Framework state (app.state.sm)
Framework singletons — not settings, but long-lived services — live on app.state.sm, a frozen Services dataclass populated once at boot:
@dataclass(frozen=True)
class Services:
settings: Settings
db: DatabaseState
event_bus: EventBus
menu_registry: MenuRegistry
permissions: PermissionRegistry
feature_flags: FeatureFlagRegistry
health_registry: HealthRegistry
i18n_registry: I18nRegistry
inertia_config: InertiaConfig
modules: tuple[ModuleBase, ...]Read from a request: request.app.state.sm.<field>. Never mutate app.state for framework-owned state — add a field to Services if you need new shared infrastructure.
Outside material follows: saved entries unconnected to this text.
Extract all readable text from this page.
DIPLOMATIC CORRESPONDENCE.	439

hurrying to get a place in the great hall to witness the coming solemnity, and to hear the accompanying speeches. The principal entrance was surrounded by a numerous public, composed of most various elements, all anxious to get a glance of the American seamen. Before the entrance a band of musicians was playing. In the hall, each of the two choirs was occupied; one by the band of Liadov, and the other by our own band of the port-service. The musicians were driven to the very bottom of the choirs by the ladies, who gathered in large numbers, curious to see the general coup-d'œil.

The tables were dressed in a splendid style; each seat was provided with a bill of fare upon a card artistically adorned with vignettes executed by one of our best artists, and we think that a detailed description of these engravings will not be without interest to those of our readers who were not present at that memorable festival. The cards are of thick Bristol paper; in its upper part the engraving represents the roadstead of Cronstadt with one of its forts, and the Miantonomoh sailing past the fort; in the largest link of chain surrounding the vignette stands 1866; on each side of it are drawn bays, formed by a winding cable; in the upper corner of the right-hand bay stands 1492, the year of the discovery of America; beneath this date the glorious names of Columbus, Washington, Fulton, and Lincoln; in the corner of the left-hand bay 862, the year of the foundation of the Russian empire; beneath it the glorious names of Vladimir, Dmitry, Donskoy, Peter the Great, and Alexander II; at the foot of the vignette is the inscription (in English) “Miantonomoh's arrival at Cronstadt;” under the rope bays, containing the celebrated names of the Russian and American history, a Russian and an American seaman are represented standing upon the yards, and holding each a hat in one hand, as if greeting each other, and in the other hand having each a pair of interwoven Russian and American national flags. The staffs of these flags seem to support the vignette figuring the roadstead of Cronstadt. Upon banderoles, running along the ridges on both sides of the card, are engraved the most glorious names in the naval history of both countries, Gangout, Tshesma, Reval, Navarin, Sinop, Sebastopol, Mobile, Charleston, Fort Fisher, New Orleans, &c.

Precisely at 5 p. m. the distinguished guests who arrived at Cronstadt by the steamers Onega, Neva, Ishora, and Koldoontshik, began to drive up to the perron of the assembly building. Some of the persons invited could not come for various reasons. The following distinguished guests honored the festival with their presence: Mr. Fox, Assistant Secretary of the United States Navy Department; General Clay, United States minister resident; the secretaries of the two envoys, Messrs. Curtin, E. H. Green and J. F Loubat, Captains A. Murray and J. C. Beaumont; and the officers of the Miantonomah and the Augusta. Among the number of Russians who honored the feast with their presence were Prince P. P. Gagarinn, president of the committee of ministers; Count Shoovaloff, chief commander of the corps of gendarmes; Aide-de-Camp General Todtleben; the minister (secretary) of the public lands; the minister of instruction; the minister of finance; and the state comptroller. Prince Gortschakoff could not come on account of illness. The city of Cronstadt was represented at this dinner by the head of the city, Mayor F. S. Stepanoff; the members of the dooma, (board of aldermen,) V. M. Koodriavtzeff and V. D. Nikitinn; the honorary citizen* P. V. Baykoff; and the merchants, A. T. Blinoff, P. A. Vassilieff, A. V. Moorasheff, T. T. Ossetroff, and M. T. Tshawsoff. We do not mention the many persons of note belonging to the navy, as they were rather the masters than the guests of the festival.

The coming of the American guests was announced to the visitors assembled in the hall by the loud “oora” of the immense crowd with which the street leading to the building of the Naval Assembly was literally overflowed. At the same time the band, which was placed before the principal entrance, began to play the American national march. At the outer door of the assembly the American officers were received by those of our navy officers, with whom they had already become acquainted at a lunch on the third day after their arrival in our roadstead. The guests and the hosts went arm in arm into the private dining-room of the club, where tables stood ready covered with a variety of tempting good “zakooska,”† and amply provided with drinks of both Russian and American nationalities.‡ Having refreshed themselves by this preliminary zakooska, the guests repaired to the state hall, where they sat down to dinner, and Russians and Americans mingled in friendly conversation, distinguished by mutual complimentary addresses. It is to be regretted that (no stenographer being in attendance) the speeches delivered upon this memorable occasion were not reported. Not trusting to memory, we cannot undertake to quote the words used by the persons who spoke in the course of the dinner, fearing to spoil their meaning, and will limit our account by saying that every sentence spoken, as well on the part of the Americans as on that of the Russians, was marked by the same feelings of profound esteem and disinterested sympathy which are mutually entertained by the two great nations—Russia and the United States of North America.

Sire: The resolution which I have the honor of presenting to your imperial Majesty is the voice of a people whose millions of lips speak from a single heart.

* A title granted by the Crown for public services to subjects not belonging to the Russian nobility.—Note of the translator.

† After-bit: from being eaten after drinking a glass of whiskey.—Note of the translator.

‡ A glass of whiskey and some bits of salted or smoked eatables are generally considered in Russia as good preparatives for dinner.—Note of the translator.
Two attributes are intentionally outside Services:
app.state.inertia_dependency— request-scopedDependsfactory, provided by the fastapi-inertia package (framework doesn't own the type).app.state.migration— a dev-only boot-time migration check result set inside the lifespan (afterServicesis already frozen).
Diagnostic: SM012
Fires at dev-boot if a module overrides register_settings but does not assign anything to app.state.<module_lower>. Interpretations:
- The override is vestigial — delete it (revert to
passor remove the method). - You stored state under a non-standard key — rename to
app.state.<module_lower>so other tooling can find it. - You're attaching state inside a different hook (e.g.
on_startup). Move settings creation toregister_settings;on_startupshould assumeapp.state.<module>already exists.